THRU THE BIBLE
EXPOSITION
Jeremiah: Prophet
Of Judgment Followed By Blessing
Part LXXIII: God's Consistent Righteousness To Judge
Repeat Sin
(Jeremiah 44:1-14)
I.
Introduction
A. All of God's attributes are eternal, for our God is an eternal God, cf. 1 Timothy 1:17.
B. God's righteousness is thus also eternal, meaning He never wavers from His righteous demands of His people, and this truth is clarified for us in Jeremiah 44:1-14 for our insight and application (as follows):
II.
God's
Consistent Righteousness To Judge Repeat Sin, Jeremiah 44:1-14.
A. After God punished Judah and Jerusalem for idolatry by means of the nation's fall to the Babylonian army, the remnant in Judah had verbally implied that they had learned their lesson to look to God and not idols when they asked Jeremiah for God's message on whether they should stay in Judah or flee to Egypt, Jer. 42:1-6.
B. However, when Jeremiah had said God wanted them to stay in Judah and trust that He would preserve them from harm by Babylon for Ishmael's assassination of Babylon's puppet governor Gedaliah, they had rejected his message and forcibly taken Jeremiah and his scribe Baruch with them down into Egypt, Jer. 42:7-43:7.
C. While in Egypt, Judah's remnant had spiritually gone from bad to worse: they had started to worship idols like they did in Judah before the fall of Judah and Jerusalem, revealing they had not repented from God's punishment to avoid idolatry. Accordingly, God had Jeremiah give them a final message of the Lord's consistent righteousness to judge Judah's repeat sin of idolatry in Jeremiah 44:1-14 as follows:
1. First, the Lord through Jeremiah reminded Judah's remnant in Egypt that their nation and capital had fallen to the Babylonians due to their long refusals to heed God's prophets to repent from idolatry, Jer. 44:1-6:
a. While in Egypt, God had Jeremiah address the remnant of Judah that had relocated to Egypt, those in Lower (northern) Egypt at Migdol, Tahpanhes (where Jeremiah had been taken) and Noph or Upper (southern) Egypt in the land of Pathros, Jer. 44:1; 43:7; Ryrie Study Bible, KJV, 1978, ftn. to Jer. 44:1-14.

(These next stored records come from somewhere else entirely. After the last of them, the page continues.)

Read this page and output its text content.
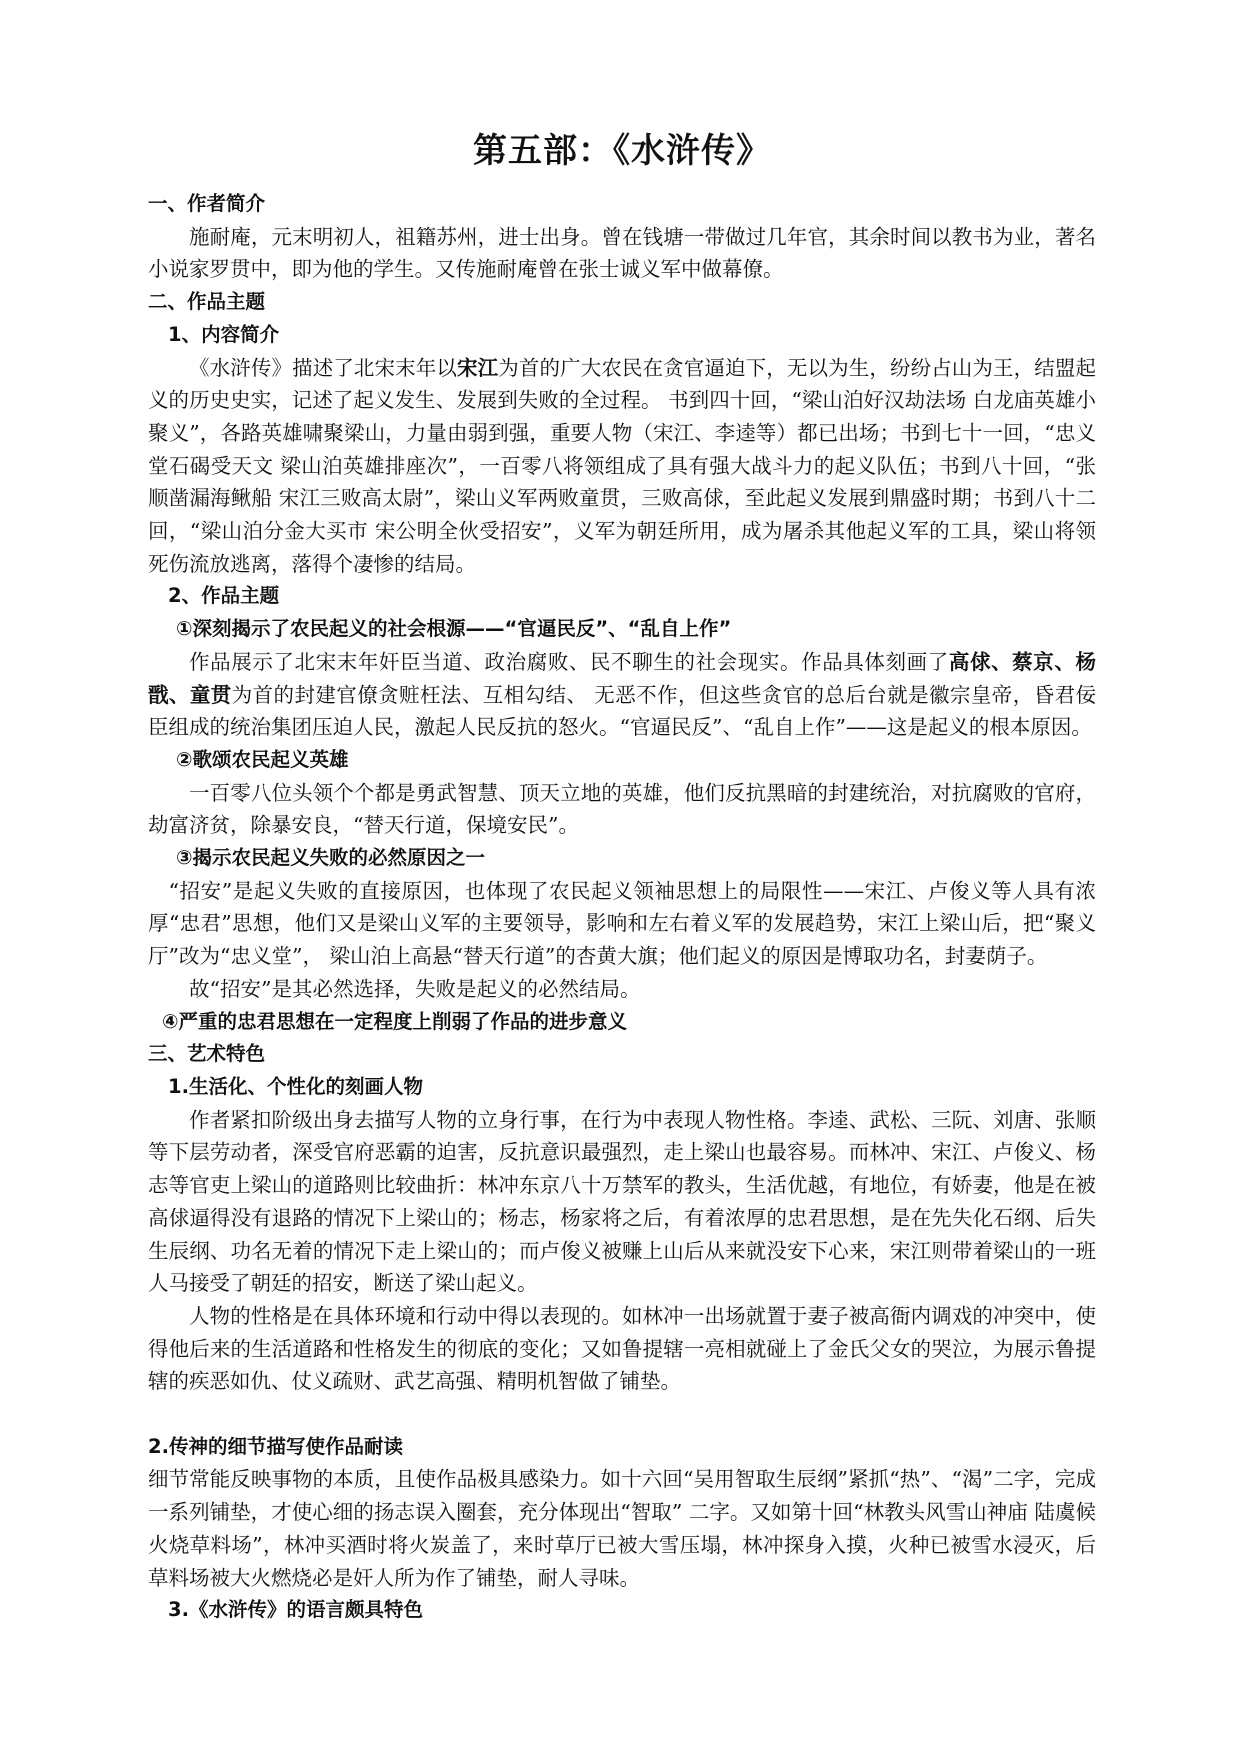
第五部：《水浒传》
一、作者简介

施耐庵，元末明初人，祖籍苏州，进士出身。曾在钱塘一带做过几年官，其余时间以教书为业，著名小说家罗贯中，即为他的学生。又传施耐庵曾在张士诚义军中做幕僚。

二、作品主题
1、内容简介

《水浒传》描述了北宋末年以宋江为首的广大农民在贪官逼迫下，无以为生，纷纷占山为王，结盟起义的历史史实，记述了起义发生、发展到失败的全过程。 书到四十回，“梁山泊好汉劫法场 白龙庙英雄小聚义”，各路英雄啸聚梁山，力量由弱到强，重要人物（宋江、李逵等）都已出场；书到七十一回，“忠义堂石碣受天文 梁山泊英雄排座次”，一百零八将领组成了具有强大战斗力的起义队伍；书到八十回，“张顺凿漏海鳅船 宋江三败高太尉”，梁山义军两败童贯，三败高俅，至此起义发展到鼎盛时期；书到八十二回，“梁山泊分金大买市 宋公明全伙受招安”，义军为朝廷所用，成为屠杀其他起义军的工具，梁山将领死伤流放逃离，落得个凄惨的结局。

2、作品主题
①深刻揭示了农民起义的社会根源——“官逼民反”、“乱自上作”

作品展示了北宋末年奸臣当道、政治腐败、民不聊生的社会现实。作品具体刻画了高俅、蔡京、杨戬、童贯为首的封建官僚贪赃枉法、互相勾结、 无恶不作，但这些贪官的总后台就是徽宗皇帝，昏君佞臣组成的统治集团压迫人民，激起人民反抗的怒火。“官逼民反”、“乱自上作”——这是起义的根本原因。

②歌颂农民起义英雄

一百零八位头领个个都是勇武智慧、顶天立地的英雄，他们反抗黑暗的封建统治，对抗腐败的官府，劫富济贫，除暴安良，“替天行道，保境安民”。

③揭示农民起义失败的必然原因之一

“招安”是起义失败的直接原因，也体现了农民起义领袖思想上的局限性——宋江、卢俊义等人具有浓厚“忠君”思想，他们又是梁山义军的主要领导，影响和左右着义军的发展趋势，宋江上梁山后，把“聚义厅”改为“忠义堂”， 梁山泊上高悬“替天行道”的杏黄大旗；他们起义的原因是博取功名，封妻荫子。

故“招安”是其必然选择，失败是起义的必然结局。

④严重的忠君思想在一定程度上削弱了作品的进步意义
三、艺术特色
1.生活化、个性化的刻画人物

作者紧扣阶级出身去描写人物的立身行事，在行为中表现人物性格。李逵、武松、三阮、刘唐、张顺等下层劳动者，深受官府恶霸的迫害，反抗意识最强烈，走上梁山也最容易。而林冲、宋江、卢俊义、杨志等官吏上梁山的道路则比较曲折：林冲东京八十万禁军的教头，生活优越，有地位，有娇妻，他是在被高俅逼得没有退路的情况下上梁山的；杨志，杨家将之后，有着浓厚的忠君思想，是在先失化石纲、后失生辰纲、功名无着的情况下走上梁山的；而卢俊义被赚上山后从来就没安下心来，宋江则带着梁山的一班人马接受了朝廷的招安，断送了梁山起义。

人物的性格是在具体环境和行动中得以表现的。如林冲一出场就置于妻子被高衙内调戏的冲突中，使得他后来的生活道路和性格发生的彻底的变化；又如鲁提辖一亮相就碰上了金氏父女的哭泣，为展示鲁提辖的疾恶如仇、仗义疏财、武艺高强、精明机智做了铺垫。

2.传神的细节描写使作品耐读

细节常能反映事物的本质，且使作品极具感染力。如十六回“吴用智取生辰纲”紧抓“热”、“渴”二字，完成一系列铺垫，才使心细的扬志误入圈套，充分体现出“智取” 二字。又如第十回“林教头风雪山神庙 陆虞候火烧草料场”，林冲买酒时将火炭盖了，来时草厅已被大雪压塌，林冲探身入摸，火种已被雪水浸灭，后草料场被大火燃烧必是奸人所为作了铺垫，耐人寻味。

3.《水浒传》的语言颇具特色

b. God reminded these Hebrews of His destructive judgment on Judah and Jerusalem for all the peoples' sins of worshiping false pagan gods in place of the true God of Scripture, Jeremiah 44:2-3.
c. The Lord reminded them how He had consistently sent them all His prophets, "rising early" and sending them, an expression of consistent effort like the early, consistent rising of shepherds or farmers to do their daily chores, to warn them to turn from their idolatrous sins, but they had not heeded them, Jer. 44:4-5.
d. Accordingly, God had leveled His judgment on Judah and Jerusalem, destroying the nation, Jer. 44:6.
2. Second, the Lord through Jeremiah asked Judah's remnant why they were then returning to the practice of idolatry in the land of Egypt where they had gone to live in view of their past history, Jeremiah 44:7-10:
a. With this history of God's judgment behind them, God then asked why the remnant in Egypt was functioning in a way that would incite His wrath against them by worshiping false gods there, Jer. 44:7-8.
b. The Lord asked if they had forgotten the wickedness of their fathers, the kings of Judah, the kings' wives and their own idolatrous practices in Judah and in the streets of Jerusalem, Jeremiah 44:9.
c. God lamented that the remnant of Judah had not humbled themselves from having before faced God's destructive judgment in their past so as to depart from idolatry and to return to Him, Jeremiah 44:10.
3. Third, God thus declared that the remnant would once again face a destructive invasion in Egypt as they had in Judah for their repeat sins of idolatry, Jeremiah 44:11-14:
a. The Lord then announced that He would again level His calamitous judgment on the remnant of Judah there in Egypt where they gone to live, Jeremiah 44:11. They would be slain by the sword and by famine in another invasion, becoming "an oath, a horror, a curse and a taunt," Jeremiah 44:12 ESV.
b. God would punish the remnant of Judah in Egypt like He had punished them in Judah and Jerusalem, by the sword, by famine and by disease, and only a few fugitives of those who had fled from Judah into Egypt would survive this invasion of Egypt and return back to the land of Judah, Jeremiah 44:13-14 ESV.
Lesson: When Judah's remnant initially hypocritically
claimed to have turned to the Lord as if they had learned to reject idolatry
with Judah's fall only to reject God's will that to stay in Judah and instead
go down into Egypt, they returned to practicing the idolatry they had alleged
to have abandoned in the fall of Judah and Jerusalem. Thus, God promised to revisit them with His
judgment of another invasion in Egypt for their return to idolatry.
Application: God is consistently righteous, so we
must not only repent, but consistently stay upright for blessing!